Tras cincuenta años de matrimonio, un fresco día de otoño, solicité el divorcio. Tenía setenta y cinco años. Había llegado a mi límite.

Lo interrumpí bruscamente. “Si te pidió que me llamaras, ni lo intentes. Se acabó.”

Hubo una breve pausa al otro lado de la línea. La voz del abogado, al volver a hablar, había cambiado. Era más tranquila, más seria.

 

—No, no lo es. Pero se trata de él. Por favor, siéntese. Son malas noticias. Su exmarido es…

Capítulo 2: Las noticias

Las palabras del abogado Markov flotaban en el silencio de mi pequeña cocina. «Tu

rido es…». En esa pausa, que duró solo un instante pero se me hizo eterna, miles de escenarios pasaron por mi cabeza. ¿Me ha demandado? ¿Ha decidido congelar mis cuentas? ¿Se le ha ocurrido una nueva y engañosa forma de volver a controlarme? Me senté lentamente en la silla de la cocina y, de repente, me flaquearon las piernas. El corazón me latía con fuerza, no por miedo, sino por una terrible premonición.

“…murió”, concluyó el abogado en voz baja. “Esta mañana. Un infarto fulminante.”

El mundo a mi alrededor se hizo añicos. El teléfono se me escapó de las manos y cayó al suelo con un golpe sordo. El ruido en mis oídos era ensordecedor. Muerto. Simeón. El hombre con el que había pasado cincuenta años. El hombre al que había dejado ayer. El hombre al que le había gritado en la cara que lo odiaba por culpa de una maldita infusión.

Me vino a la mente la imagen de él en el café: su rostro estupefacto y sin palabras. ¿Fue esa la última vez que me vio? ¿Ira y desprecio?
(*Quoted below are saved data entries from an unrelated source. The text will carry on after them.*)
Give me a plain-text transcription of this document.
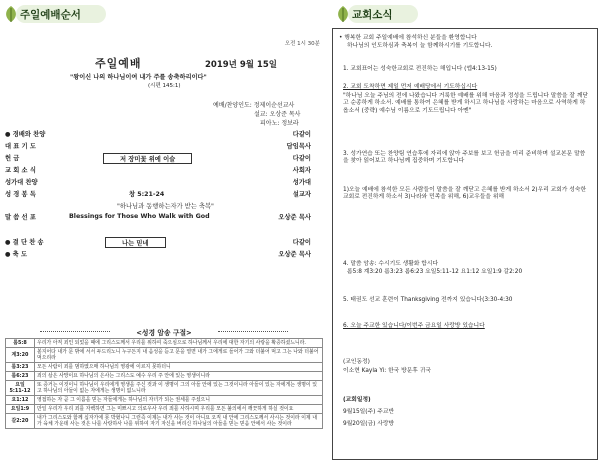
주일예배순서
오전 1시 30분
주일예배	2019년 9월 15일
"왕이신 나의 하나님이여 내가 주를 송축하리이다"
(시편 145:1)
예배/찬양인도: 정제이순선교사
설교: 오상준 목사
피아노: 정보라
● 경배와 찬양	다같이
대 표 기 도	담임목사
헌 금	저 장미꽃 위에 이슬	다같이
교 회 소 식	사회자
성가대 찬양	성가대
성 경 봉 독	창 5:21-24	설교자
"하나님과 동행하는자가 받는 축복"
말 씀 선 포	Blessings for Those Who Walk with God	오상준 목사
● 결 단 찬 송	나는 믿네	다같이
● 축 도	오상준 목사
<성경 암송 구절>
롬5:8	우리가 아직 죄인 되었을 때에 그리스도께서 우리를 위하여 죽으심으로 하나님께서 우리에 대한 자기의 사랑을 확증하셨느니라.
계3:20	볼지어다 내가 문 밖에 서서 두드리노니 누구든지 내 음성을 듣고 문을 열면 내가 그에게로 들어가 그와 더불어 먹고 그는 나와 더불어 먹으리라
롬3:23	모든 사람이 죄를 범하였으매 하나님의 영광에 이르지 못하더니
롬6:23	죄의 삯은 사망이요 하나님의 은사는 그리스도 예수 우리 주 안에 있는 영생이니라
요일 5:11-12	또 증거는 이것이니 하나님이 우리에게 영생을 주신 것과 이 생명이 그의 아들 안에 있는 그것이니라 아들이 있는 자에게는 생명이 있고 하나님의 아들이 없는 자에게는 생명이 없느니라
요1:12	영접하는 자 곧 그 이름을 믿는 자들에게는 하나님의 자녀가 되는 권세를 주셨으니
요일1:9	만일 우리가 우리 죄를 자백하면 그는 미쁘시고 의로우사 우리 죄를 사하시며 우리를 모든 불의에서 깨끗하게 하실 것이요
갈2:20	내가 그리스도와 함께 십자가에 못 박혔나니 그런즉 이제는 내가 사는 것이 아니요 오직 내 안에 그리스도께서 사시는 것이라 이제 내가 육체 가운데 사는 것은 나를 사랑하사 나를 위하여 자기 자신을 버리신 하나님의 아들을 믿는 믿음 안에서 사는 것이라
교회소식
• 행복한 교회 주일예배에 참석하신 분들을 환영합니다
하나님의 인도하심과 축복이 늘 함께하시기를 기도합니다.
1. 교회표어는 성숙한교회로 전진하는 해입니다 (엡4:13-15)
2. 교회 도착하면 제일 먼저 예배당에서 기도하십시다
"하나님 오늘 주님의 전에 나왔습니다 거룩한 예배를 위해 마음과 정성을 드립니다 말씀을 잘 깨닫고 순종하게 하소서. 예배를 통하여 은혜를 받게 하시고 하나님을 사랑하는 마음으로 사역하게 하옵소서 (중략) 예수님 이름으로 기도드립니다 아멘"
3. 성가연습 또는 찬양팀 연습후에 자리에 앉아 주보를 보고 헌금을 미리 준비하며 설교본문 말씀을 찾아 읽어보고 하나님께 집중하며 기도합니다
1)오늘 예배에 참석한 모든 사람들이 말씀을 잘 깨닫고 은혜를 받게 하소서 2)우리 교회가 성숙한 교회로 전진하게 하소서 3)나라와 민족을 위해, 6)교우들을 위해
4. 말씀 암송: 수시기도 생활화 합시다
롬5:8 계3:20 롬3:23 롬6:23 요일5:11-12 요1:12 요일1:9 갈2:20
5. 태권도 선교 훈련이 Thanksgiving 전까지 있습니다(3:30-4:30
6. 오늘 주교한 있습니다/이번주 금요일 사랑방 있습니다
(교인동정)
이소현 Kayla Yi: 한국 방문후 귀국
(교회일정)
9월15일(주) 주교반
9월20일(금) 사랑방
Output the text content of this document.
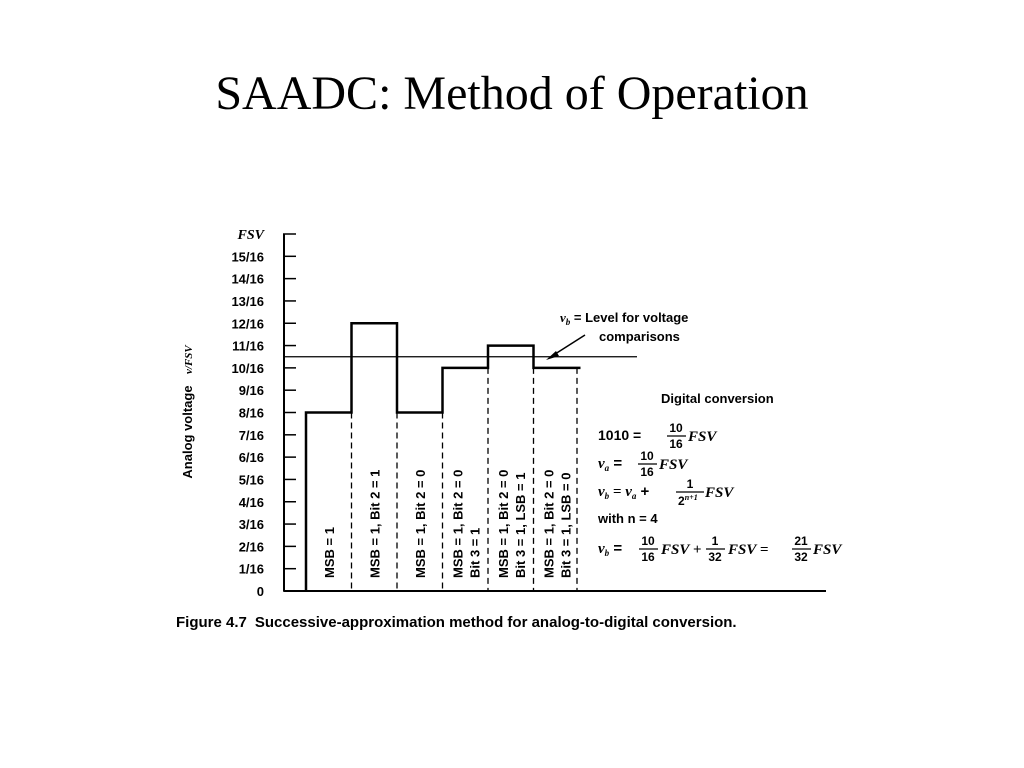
SAADC: Method of Operation
0
1/16
2/16
3/16
4/16
5/16
6/16
7/16
8/16
9/16
10/16
11/16
12/16
13/16
14/16
15/16
FSV
Analog voltage
v/FSV
MSB = 1 MSB = 1, Bit 2 = 1 MSB = 1, Bit 2 = 0 MSB = 1, Bit 2 = 0 Bit 3 = 1 MSB = 1, Bit 2 = 0 Bit 3 = 1, LSB = 1 MSB = 1, Bit 2 = 0 Bit 3 = 1, LSB = 0
$v_b$ = Level for voltage
comparisons
Digital conversion
1010 = 10
16 FSV
$v_a = 10$
16 FSV
$v_b = v_a$ +	1
$2^{n+1}$ FSV
with n = 4
$v_b = 10$
16 FSV +
1
32 FSV =
21
32 FSV
Figure 4.7 Successive-approximation method for analog-to-digital conversion.
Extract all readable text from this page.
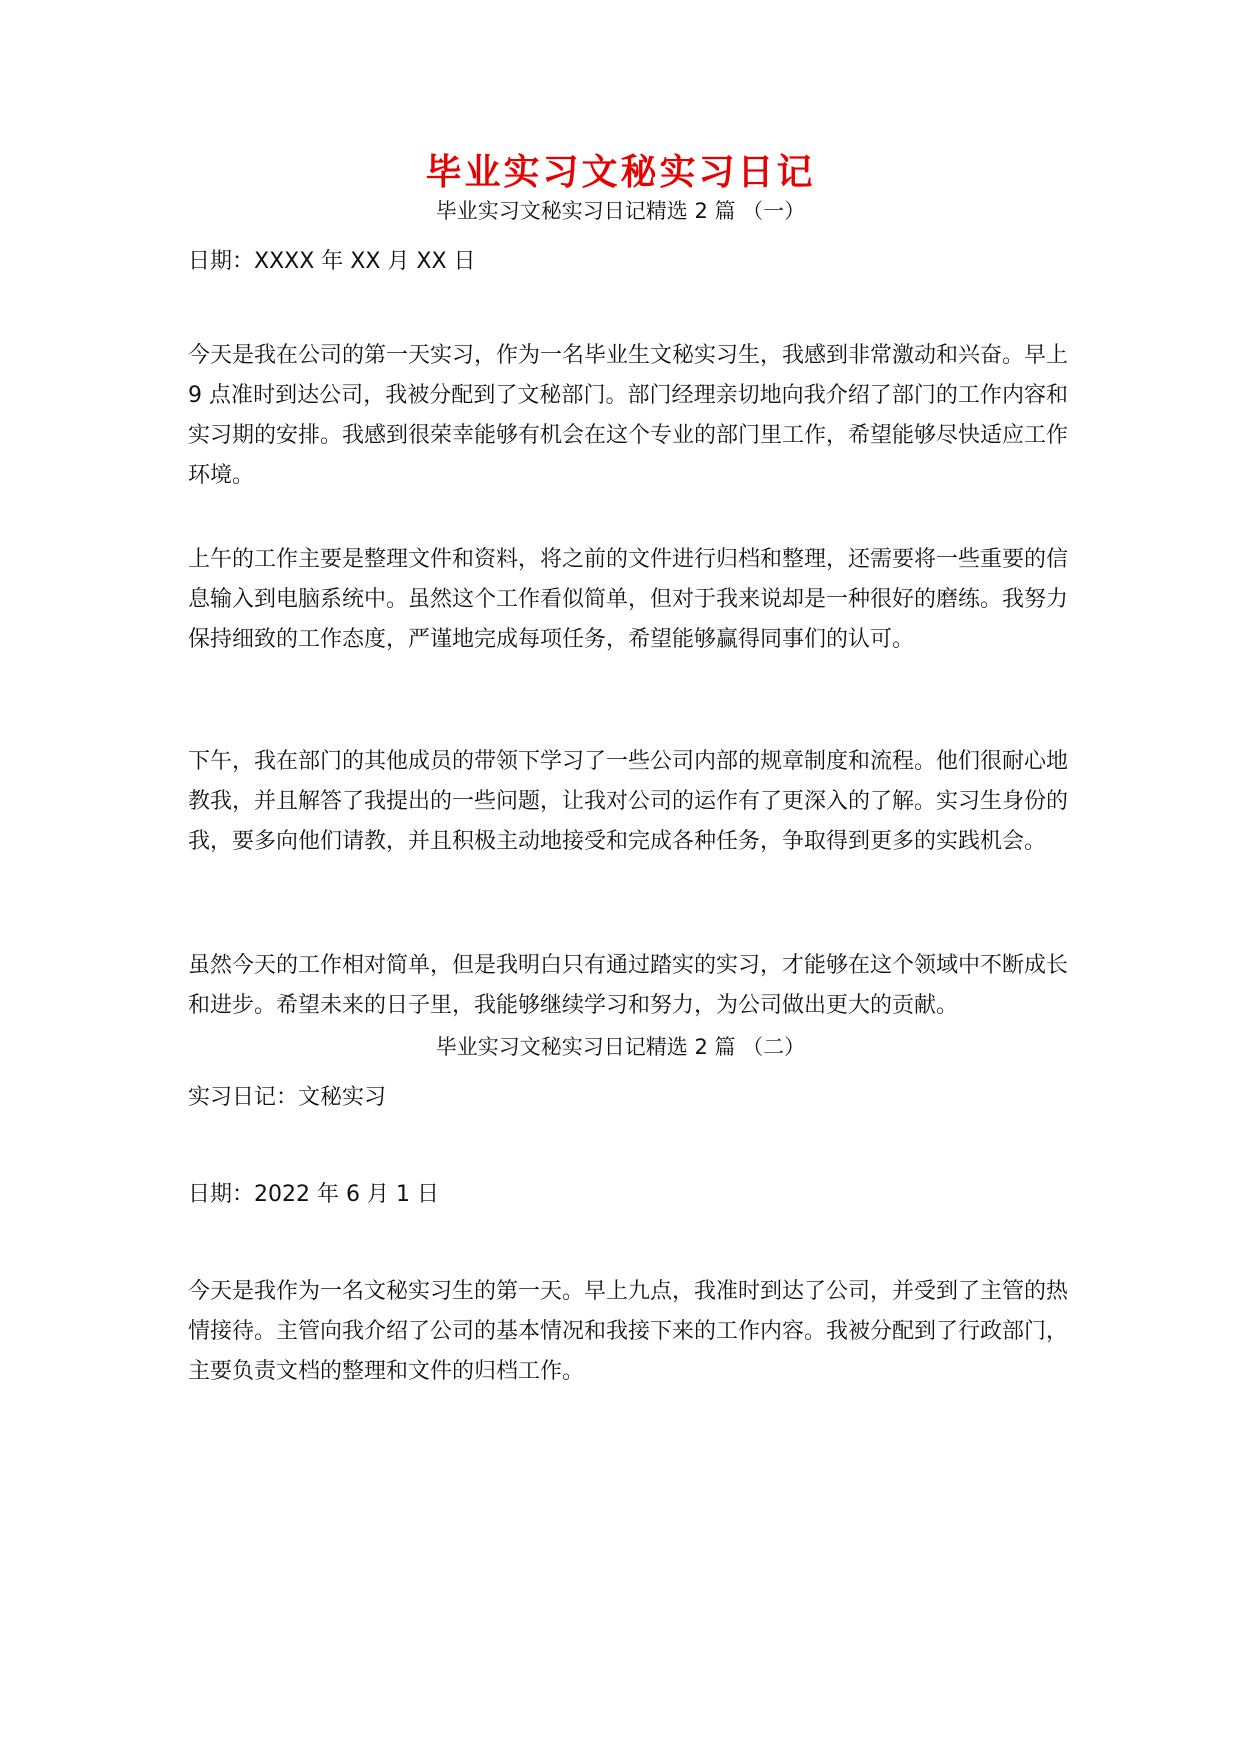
毕业实习文秘实习日记

毕业实习文秘实习日记精选 2 篇 （一）

日期：XXXX 年 XX 月 XX 日

今天是我在公司的第一天实习，作为一名毕业生文秘实习生，我感到非常激动和兴奋。早上 9 点准时到达公司，我被分配到了文秘部门。部门经理亲切地向我介绍了部门的工作内容和实习期的安排。我感到很荣幸能够有机会在这个专业的部门里工作，希望能够尽快适应工作环境。

上午的工作主要是整理文件和资料，将之前的文件进行归档和整理，还需要将一些重要的信息输入到电脑系统中。虽然这个工作看似简单，但对于我来说却是一种很好的磨练。我努力保持细致的工作态度，严谨地完成每项任务，希望能够赢得同事们的认可。

下午，我在部门的其他成员的带领下学习了一些公司内部的规章制度和流程。他们很耐心地教我，并且解答了我提出的一些问题，让我对公司的运作有了更深入的了解。实习生身份的我，要多向他们请教，并且积极主动地接受和完成各种任务，争取得到更多的实践机会。

虽然今天的工作相对简单，但是我明白只有通过踏实的实习，才能够在这个领域中不断成长和进步。希望未来的日子里，我能够继续学习和努力，为公司做出更大的贡献。

毕业实习文秘实习日记精选 2 篇 （二）

实习日记：文秘实习

日期：2022 年 6 月 1 日

今天是我作为一名文秘实习生的第一天。早上九点，我准时到达了公司，并受到了主管的热情接待。主管向我介绍了公司的基本情况和我接下来的工作内容。我被分配到了行政部门，主要负责文档的整理和文件的归档工作。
Una repentina y gélida oleada de culpa me invadió, amenazando con ahogarme. ¿Lo había matado? ¿Mis palabras, mi rebeldía, mi ira, habían provocado el golpe fatal? Se me encogió el estómago. Me ahogaba, pero esta vez no por su presencia, sino por su ausencia.

“¿Señora? ¿Sigue ahí? ¿Radina?” Escuché la voz del abogado como un eco lejano del auricular caído.

Temblando, me agaché y la recogí. “Sí… estoy aquí”, grazné con la garganta seca.

Lamento haber tenido que decírtelo así. Lo encontraron en su consultorio esta mañana. Parecía haber trabajado hasta tarde. Los médicos dijeron que fue instantáneo. No se resistió.

Él no se resistió. Yo sí. Me debatía entre el dolor por el hombre que una vez amé y el horror de ser la causa de su muerte. Cincuenta años se deslizaban como un rollo de película en mi cabeza: nuestra boda, el nacimiento de Viktor, luego de Lilia, sus primeros pasos, sus primeras palabras, los éxitos en su negocio, los viajes, las cenas… Todos los recuerdos que había intentado enterrar bajo capas de insultos y decepciones ahora afloraban con fuerza despiadada.

“¿Los niños… lo saben?” logré preguntar.